Cameron Chisholm Nicol director Greg Salter believes it will be up to the private sector to get projects like The Link and other masterplan developments, such as the Eastern Gateway - a mixed commercial and residential development near the Causeway - going.
"We've had zero per cent vacancy rates in the city, which is creeping up into 8-10 per cent now and into next year. That means there'll be unused demand within existing buildings," Mr Salter said.
"It's all very well and good to plan, but the economic realities mean it probably won't happen in the next three years or so, apart from the infrastructure.
"So the government might do the infrastructure for The Link but to get land sales and buildings up it will be very hard.
"[It's the ] same with the waterfront and eastern gateway projects, 8-10 per cent vacancy in the city will make it hard for a few things to get away."
But the professionals agree that the city has evolved markedly during the past decade.
As well as increasing the inner-city population, the boom also breathed new life into the city's commercial hub, sparking development not seen since the late 1980s and early 1990s, with each new development progressively building a unique identity for the city.
Bollig Design Group managing director Edwin Bollig believes the prosperity, in part, has allowed Perth to develop its own style, influenced by its distinctly casual, outdoors lifestyle.
"I hear a lot of people ask why Perth isn't like Melbourne. Perth isn't Melbourne, it's a completely different city and has a different lifestyle and people tend to forget that," he said.

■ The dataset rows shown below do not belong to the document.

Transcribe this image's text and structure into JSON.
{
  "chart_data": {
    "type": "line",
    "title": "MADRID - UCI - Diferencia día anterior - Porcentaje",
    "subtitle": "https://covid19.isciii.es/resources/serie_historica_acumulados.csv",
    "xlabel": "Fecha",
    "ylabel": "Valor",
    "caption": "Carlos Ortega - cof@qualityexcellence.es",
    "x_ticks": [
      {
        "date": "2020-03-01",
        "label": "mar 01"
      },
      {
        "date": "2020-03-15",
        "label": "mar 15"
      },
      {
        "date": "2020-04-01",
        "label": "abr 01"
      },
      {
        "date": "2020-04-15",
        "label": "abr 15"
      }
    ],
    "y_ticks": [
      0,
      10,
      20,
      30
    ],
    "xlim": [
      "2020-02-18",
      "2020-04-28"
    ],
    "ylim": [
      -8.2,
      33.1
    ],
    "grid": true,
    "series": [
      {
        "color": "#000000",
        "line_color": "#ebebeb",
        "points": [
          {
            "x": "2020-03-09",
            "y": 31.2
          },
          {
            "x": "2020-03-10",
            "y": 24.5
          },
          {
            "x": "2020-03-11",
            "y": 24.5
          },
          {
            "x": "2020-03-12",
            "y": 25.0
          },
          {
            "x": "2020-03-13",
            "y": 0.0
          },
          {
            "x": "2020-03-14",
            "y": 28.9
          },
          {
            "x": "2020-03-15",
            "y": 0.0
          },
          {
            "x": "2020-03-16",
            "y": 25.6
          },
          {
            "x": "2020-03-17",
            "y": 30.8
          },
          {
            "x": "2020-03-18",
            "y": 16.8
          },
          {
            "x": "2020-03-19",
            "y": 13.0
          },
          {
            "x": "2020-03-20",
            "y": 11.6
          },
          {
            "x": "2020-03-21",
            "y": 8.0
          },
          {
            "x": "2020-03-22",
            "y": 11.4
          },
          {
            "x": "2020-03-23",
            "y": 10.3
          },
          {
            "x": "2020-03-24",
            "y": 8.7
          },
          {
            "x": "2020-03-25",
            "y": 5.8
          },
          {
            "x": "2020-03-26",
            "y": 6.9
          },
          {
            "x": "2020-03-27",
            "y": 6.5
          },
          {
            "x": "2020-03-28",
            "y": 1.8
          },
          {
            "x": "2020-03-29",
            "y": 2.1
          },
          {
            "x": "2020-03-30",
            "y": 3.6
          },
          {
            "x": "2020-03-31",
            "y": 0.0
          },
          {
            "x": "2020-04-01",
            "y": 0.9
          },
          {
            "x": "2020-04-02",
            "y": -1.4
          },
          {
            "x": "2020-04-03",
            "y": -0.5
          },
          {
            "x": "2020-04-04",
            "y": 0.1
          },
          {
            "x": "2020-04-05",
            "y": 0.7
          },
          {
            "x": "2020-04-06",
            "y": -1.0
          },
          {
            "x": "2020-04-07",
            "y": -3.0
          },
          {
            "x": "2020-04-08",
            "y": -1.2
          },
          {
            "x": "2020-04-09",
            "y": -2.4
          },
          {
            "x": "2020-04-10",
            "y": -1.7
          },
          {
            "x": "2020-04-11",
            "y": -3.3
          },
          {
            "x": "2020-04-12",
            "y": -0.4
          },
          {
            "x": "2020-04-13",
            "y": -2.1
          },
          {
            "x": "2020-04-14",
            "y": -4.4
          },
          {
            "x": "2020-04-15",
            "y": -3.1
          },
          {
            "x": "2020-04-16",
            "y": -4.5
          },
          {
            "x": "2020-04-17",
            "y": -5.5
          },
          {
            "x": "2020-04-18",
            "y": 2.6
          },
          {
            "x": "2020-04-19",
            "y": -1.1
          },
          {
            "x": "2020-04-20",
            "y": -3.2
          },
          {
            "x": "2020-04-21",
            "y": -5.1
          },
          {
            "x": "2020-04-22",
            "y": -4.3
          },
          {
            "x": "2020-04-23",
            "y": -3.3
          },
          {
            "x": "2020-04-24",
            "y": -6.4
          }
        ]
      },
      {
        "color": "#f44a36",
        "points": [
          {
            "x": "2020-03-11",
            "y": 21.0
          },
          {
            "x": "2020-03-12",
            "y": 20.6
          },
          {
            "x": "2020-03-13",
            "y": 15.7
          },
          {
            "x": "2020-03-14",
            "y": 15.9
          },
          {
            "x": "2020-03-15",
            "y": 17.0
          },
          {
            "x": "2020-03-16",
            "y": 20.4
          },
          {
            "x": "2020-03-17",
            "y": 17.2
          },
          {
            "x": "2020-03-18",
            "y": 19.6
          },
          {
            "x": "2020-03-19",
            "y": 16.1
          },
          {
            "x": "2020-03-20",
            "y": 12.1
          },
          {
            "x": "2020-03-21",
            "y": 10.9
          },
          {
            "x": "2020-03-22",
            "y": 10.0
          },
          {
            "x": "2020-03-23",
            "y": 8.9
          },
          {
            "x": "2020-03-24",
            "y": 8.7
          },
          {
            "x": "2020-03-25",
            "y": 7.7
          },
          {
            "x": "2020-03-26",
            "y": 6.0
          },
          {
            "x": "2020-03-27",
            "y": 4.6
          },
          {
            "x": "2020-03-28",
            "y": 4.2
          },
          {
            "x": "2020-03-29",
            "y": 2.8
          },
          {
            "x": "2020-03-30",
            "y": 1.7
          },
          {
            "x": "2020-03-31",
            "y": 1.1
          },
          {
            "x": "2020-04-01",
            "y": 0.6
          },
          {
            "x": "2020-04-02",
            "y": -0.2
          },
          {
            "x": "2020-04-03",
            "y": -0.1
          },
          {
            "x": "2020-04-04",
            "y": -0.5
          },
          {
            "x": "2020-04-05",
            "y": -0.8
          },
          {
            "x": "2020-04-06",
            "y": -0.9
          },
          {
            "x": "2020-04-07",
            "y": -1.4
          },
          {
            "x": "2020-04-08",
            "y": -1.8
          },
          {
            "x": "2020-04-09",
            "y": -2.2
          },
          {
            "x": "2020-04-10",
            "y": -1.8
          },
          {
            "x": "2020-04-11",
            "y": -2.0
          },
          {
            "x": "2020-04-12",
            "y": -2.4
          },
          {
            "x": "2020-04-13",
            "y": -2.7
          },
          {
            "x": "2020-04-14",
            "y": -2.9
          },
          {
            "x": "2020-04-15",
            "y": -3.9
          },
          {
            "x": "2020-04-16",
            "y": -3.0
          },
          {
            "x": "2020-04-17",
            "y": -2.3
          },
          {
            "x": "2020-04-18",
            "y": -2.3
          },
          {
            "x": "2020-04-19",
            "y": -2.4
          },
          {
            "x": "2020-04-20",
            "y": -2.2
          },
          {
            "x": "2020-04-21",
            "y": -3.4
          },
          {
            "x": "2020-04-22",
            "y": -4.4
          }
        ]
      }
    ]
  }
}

"The city does have a unique ethos that needs to be explored and developed over time.
"We do suffer from a cultural cringe because we're not Melbourne or Sydney, which I think is sad."
"Perth does have its own style, architecturally cleaner lines, and a greater degree of sunlight also influences."
Mr Bollig believes that, until recently, the city had drawn heavily from an international style of architecture, with design also driven by commercial returns.
"We are conservative to a degree, but I don't think we're intellectually conservative, I think it's mainly driven by commercial conservatism," he said.
Now, during the downturn, Mr Bollig said architects had a responsibility to retain high-quality design while remaining mindful of certain commercial constraints.
"The danger is not the boom we had but what comes after. It happened in the early 1990s, you get a conservative reaction and everything gets cut to the bone and you just get rubbish. You get this alternative severe reaction in the opposite direction," he said.